GPU Sensors - OS Test

This test monitors each GPU available in the hardware unit of the target system and reports the voltage, temperature and the load handled by each GPU. In addition, this test reports the speed of each GPU and the average speed of the fans in each GPU. This way, administrators may be alerted to potential overload condition of the GPU and help administrators identify potential issues that may affect the functioning of the GPU.

Target of the test : A Physical Desktop Group

Agent deploying the test : A remote agent

Output of the test: One set of results for each GPU available in the hardware unit of the target system being monitored.

Configurable parameters for the test
Parameter Description

Test Period

How often should the test be executed.

Host

The nick name of the Physical Desktop Group component for which this test is to be configured.

Port

Refers to the port at which the specified host listens to. By default, this is NULL.

Report Powered OS

This flag is relevant only for those tests that are mapped to the Physical Desktops Details layer. If this flag is set to Yes (which is the default setting), then the 'inside view' tests will report measures for even those Windows physical machines that do not have any users logged in currently. Such desktops will be identified by their name and not by the username_on_physicalmachinename. On the other hand, if this flag is set to No, then this test will not report measures for those physical machines to which no users are logged in currently.  

Report By User

This flag is set to Yes by default. The value of this flag cannot be changed. This implies that the physical machines in environments will always be identified using the login name of the user. In other words, in VDI environments, this test will, by default, report measures for every username_on_physicalmachinename.

Exclude

By default, this parameter is set to none. This means that the test will monitor all the applications that are launched on the target server, by default. If you want the test to disregard certain applications when monitoring, then provide a comma-separated list of process names that correspond to the applications you want to ignore, in the Exclude text box. For instance, your specification can be: winword.exe,js.exe,taskmgr.exe. Your specification can include wild card patterns as well. For example: *win*,js*,*task

DD Frequency

Refers to the frequency with which detailed diagnosis measures are to be generated for this test.
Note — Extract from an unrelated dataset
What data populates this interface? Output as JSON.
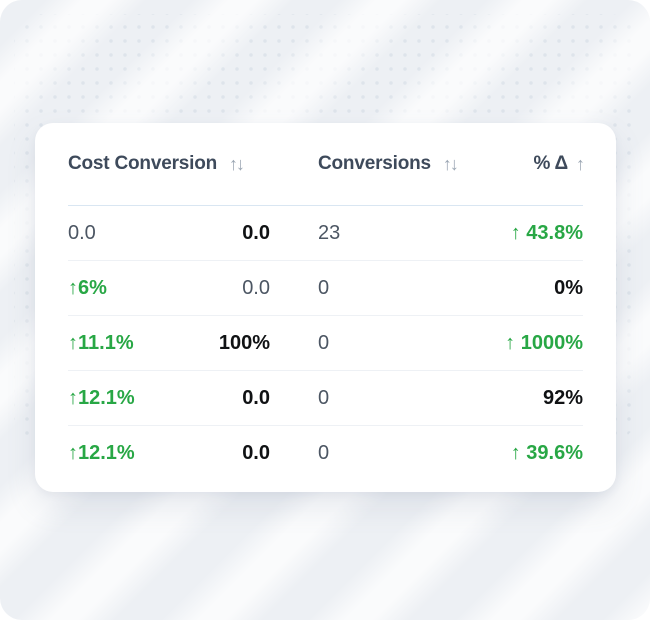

For instance, if you set to 6:1, it means that detailed measures will be generated every time this test runs, and also every time the test detects a problem.

Measurements made by the test
Measurement Description Measurement Unit Interpretation

Voltage utilized

Indicates the current voltage of this GPU.

Volts

 

Clock Speed

Indicates the current speed of this GPU.

MHz

A very low value for this measure indicates that the GPU is slow.

Comparing the value of this measure across GPUs will point you to that GPU that is currently very slow.

Temperature

Indicates the current temperature of this GPU.

Celsius

The value of this measure should be within permissible limits. A sudden/gradual increase in the value of this measure may affect the functioning of the server and needs to be immediately attended to.

Load Utilized

Indicates the percentage of load handled by this GPU.

Percent

Comparing the value of this measure across GPUs will help you identify the GPU that is handling the maximum load.

Total revolutions

Indicates the average speed of the fans in this GPU.

RPM

The speed of the fans must be within the permissible range. A sudden increase/decrease in the value of this measure is a cause for concern.